Price of gasoline next year will rise by about 6percent.

Economists are known as the trusted person when it comes to visualizing the
status of an economy. The production flows the prices, inflation and even shortage. But how
sure that their forecasting about one aspect should be trusted and relied on? When your
forecast is greater than the actual, you make an error of over-forecasting. When your forecast is
less than the actual, you make an error of under-forecasting. Both errors can be very costly and
time-consuming.

The economist based her forecast on these three assumptions. First, the United
States is not involved in a war. Second, the price of crude oil remains constant. Third, there is
no tanker that interrupts based on macroeconomics or microeconomic analysis. These 3
assumptions make her statement look the opposite way.

If that is her basis, she should not see petrol levels increase by 6 percent over
the next year. Gasoline retail prices tend to rise gradually in the spring and peak at the end of
the summer when people drive more often, as the factors that influence gasoline volatility are
seasonal demand and gasoline specifications. Gasoline prices are usually low during the winter.
Gasoline specifications and formulations also change depending on the season. Environmental
regulations require gasoline sold in the summer to be resistant to evaporation in warm climates.
Second, gasoline prices tend to rise as the available gasoline supply decreases in relation to
actual or expected gasoline demand or consumption.

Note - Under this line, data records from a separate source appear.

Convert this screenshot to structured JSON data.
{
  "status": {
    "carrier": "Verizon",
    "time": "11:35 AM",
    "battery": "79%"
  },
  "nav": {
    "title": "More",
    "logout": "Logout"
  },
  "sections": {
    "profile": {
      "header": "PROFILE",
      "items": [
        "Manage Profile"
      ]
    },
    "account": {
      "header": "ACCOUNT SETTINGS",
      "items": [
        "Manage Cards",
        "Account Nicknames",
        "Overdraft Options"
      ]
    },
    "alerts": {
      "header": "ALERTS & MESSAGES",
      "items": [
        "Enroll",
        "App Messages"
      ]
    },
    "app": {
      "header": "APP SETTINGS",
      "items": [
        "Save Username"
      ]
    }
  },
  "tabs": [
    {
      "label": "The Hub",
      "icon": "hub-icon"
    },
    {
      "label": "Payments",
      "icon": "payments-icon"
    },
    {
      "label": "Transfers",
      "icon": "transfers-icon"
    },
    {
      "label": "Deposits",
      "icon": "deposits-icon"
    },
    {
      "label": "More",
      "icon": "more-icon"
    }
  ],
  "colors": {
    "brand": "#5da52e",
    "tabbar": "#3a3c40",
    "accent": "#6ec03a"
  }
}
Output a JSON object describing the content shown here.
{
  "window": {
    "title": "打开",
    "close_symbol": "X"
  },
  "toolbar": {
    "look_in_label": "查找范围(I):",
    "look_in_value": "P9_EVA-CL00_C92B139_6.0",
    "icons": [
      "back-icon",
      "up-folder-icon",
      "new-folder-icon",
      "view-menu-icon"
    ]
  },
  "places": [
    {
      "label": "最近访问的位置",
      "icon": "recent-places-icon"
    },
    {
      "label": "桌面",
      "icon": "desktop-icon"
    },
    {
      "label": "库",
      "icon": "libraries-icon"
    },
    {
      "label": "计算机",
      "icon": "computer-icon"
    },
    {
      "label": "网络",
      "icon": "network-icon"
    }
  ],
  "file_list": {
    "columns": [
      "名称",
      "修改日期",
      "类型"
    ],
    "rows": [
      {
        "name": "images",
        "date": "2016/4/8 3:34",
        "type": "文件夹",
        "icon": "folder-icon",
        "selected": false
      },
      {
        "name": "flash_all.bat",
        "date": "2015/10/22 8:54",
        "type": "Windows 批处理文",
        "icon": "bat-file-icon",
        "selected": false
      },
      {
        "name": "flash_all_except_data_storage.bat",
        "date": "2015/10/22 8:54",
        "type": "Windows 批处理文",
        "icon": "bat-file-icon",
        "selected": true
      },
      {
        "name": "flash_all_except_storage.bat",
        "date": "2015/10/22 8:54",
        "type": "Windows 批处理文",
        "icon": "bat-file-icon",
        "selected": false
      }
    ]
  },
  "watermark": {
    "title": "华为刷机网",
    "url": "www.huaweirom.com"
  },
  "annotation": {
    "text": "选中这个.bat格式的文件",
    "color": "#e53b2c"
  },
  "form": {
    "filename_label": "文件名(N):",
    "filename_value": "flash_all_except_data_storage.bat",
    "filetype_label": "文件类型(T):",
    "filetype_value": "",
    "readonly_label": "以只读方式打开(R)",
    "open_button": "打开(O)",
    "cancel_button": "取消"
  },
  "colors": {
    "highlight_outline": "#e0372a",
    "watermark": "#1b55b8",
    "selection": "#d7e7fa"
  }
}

Gasoline prices can change rapidly if something disrupts the supply of crude
oil, the operation of refineries, or the supply to the gasoline pipeline. Although crude oil prices
are stable, gasoline prices fluctuate due to seasonal fluctuations and gasoline specifications.
And its foundation was based on reliable sources from the US Energy Information
Administration. If you were about to analyze the forecast of the economist is the opposite of the
factors that affect the price of gasoline. And the factors are given by the U.S energy information
administrator. Retail gasoline prices are mainly affected by crude oil prices and the level of
gasoline supply relative to gasoline demand. Strong and increasing demand for gasoline and
other petroleum products in the United States and the rest of the world can place intense
pressure on available supplies. Forecast of the economist present and based on different data
to make sure that their report is accurate. And if it’s accurate their reports are useful especially
when an economy is barely thriving. The problem is, that when something really large occurs,
economic forecasts either fail to pick it or grossly underestimate its size.